Campbell is suggesting that one of the first steps of a would-be hero is to look inward rather than outward for answers. It is in the darkest depths of our personal psyches where the strategies to give birth to a better future will be found.
“The unconscious sends all sorts of vapors, odd beings, terrors, and deluding images up in to the mind…for the human kingdom, beneath the floor of the comparatively neat little dwelling that we call our consciousness, goes down in to unsuspected Aladdin caves. There not only jewels but also dangerous jinn abide: the inconvenient or resisted psychological powers that we have not thought or dared to integrate in to our lives…These threaten the fabric of the security in to which we have built ourselves and our family. But they are fiendishly fascinating too, for they carry keys that open the whole realm of the desired and feared adventure of the discovery of the self. Destruction of the world that we have built and in which we live, and of ourselves within it; but then a wonderful reconstruction, of the bolder, cleaner, more spacious, and fully human life — that is the lure, the promise and terror, of these disturbing night visitants from the mythological realm that we carry within…Psychoanalysis, the modern science of reading dreams, has taught us to take heed of these unsubstantial images.”
Even taking these ideas seriously makes most of us uneasy. This is why it is only heroes, those willing to take the risks, are willing to venture there. Rather than looking to technological solutions to save us, or the latest government policy or corporate innovation, Campbell suggests that it is through the transformation of the self by accessing and reclaiming lost powers in our subconscious that heroes begin to remake the world.

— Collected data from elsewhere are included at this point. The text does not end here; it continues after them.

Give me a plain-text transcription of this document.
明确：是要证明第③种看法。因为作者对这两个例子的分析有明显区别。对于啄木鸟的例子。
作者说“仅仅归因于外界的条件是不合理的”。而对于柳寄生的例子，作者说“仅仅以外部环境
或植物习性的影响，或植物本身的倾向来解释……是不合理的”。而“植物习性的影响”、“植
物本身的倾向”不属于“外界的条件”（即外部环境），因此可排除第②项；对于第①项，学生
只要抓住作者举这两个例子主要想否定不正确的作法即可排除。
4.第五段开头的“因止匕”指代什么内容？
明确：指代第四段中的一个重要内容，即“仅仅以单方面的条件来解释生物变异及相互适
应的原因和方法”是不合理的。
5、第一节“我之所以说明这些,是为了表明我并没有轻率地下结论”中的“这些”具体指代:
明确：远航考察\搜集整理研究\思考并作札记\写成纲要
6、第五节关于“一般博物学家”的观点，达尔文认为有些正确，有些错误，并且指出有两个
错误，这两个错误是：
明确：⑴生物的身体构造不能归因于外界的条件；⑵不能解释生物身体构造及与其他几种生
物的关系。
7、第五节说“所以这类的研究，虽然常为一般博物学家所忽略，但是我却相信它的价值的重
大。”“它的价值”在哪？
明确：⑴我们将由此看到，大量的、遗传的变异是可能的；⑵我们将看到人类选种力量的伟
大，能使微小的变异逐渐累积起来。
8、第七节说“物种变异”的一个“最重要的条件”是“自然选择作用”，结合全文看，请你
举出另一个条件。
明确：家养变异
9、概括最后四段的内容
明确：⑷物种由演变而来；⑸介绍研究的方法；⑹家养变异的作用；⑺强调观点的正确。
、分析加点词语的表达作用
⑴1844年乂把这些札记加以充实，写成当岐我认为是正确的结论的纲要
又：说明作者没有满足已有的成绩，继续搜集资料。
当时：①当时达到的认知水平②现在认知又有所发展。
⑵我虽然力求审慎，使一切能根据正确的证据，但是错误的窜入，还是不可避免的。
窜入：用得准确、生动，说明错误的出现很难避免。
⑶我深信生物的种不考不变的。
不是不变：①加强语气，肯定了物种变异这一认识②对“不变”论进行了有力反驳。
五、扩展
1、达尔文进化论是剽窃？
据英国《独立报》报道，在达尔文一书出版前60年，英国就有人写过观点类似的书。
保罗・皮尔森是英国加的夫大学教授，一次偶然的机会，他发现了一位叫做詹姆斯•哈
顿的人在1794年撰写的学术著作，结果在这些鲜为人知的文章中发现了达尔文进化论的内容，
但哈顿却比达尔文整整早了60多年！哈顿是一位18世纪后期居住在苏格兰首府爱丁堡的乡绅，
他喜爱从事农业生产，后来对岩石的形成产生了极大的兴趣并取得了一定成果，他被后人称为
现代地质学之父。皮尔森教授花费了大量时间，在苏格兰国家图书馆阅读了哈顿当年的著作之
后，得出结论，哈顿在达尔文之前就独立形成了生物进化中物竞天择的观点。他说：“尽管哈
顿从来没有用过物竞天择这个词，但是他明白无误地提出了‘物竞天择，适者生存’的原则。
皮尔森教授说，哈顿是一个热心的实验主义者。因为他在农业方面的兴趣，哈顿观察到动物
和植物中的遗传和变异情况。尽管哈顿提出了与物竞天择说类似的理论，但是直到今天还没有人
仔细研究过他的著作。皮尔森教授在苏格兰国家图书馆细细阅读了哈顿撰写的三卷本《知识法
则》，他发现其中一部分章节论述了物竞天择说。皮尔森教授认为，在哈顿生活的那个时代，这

“The two — the hero and his ultimate god, the seeker and the found — are thus understood as the outside and inside of a single, self-mirrored mystery, which is identical with the mystery of the manifest world. The great deed of the supreme hero is to come to the knowledge of this unity in multiplicity and then to make it known.”
So it seems that superheroes, or “supreme heroes” as Campbell calls them, approach their task in this way, working from problems observed in the world to solutions found within, which are then brought back out into the world. This may remind us of the famous advice from Mahatma Gandhi, “Be the change that you wish to see in the world.”
This understanding of the true nature of the hero raises new questions and expectations for our leaders and us. Are our leaders really suited for and up to this challenge? Or will new heroes need to emerge from unsuspected corners? Perhaps we will discover our new heroes turn out to be the neighbor next door, or an unassuming colleague at work, or a friend of your teenage daughter.
Or perhaps it is you.
You will only know by looking within. Best wishes to you on your own personal hero’s journey.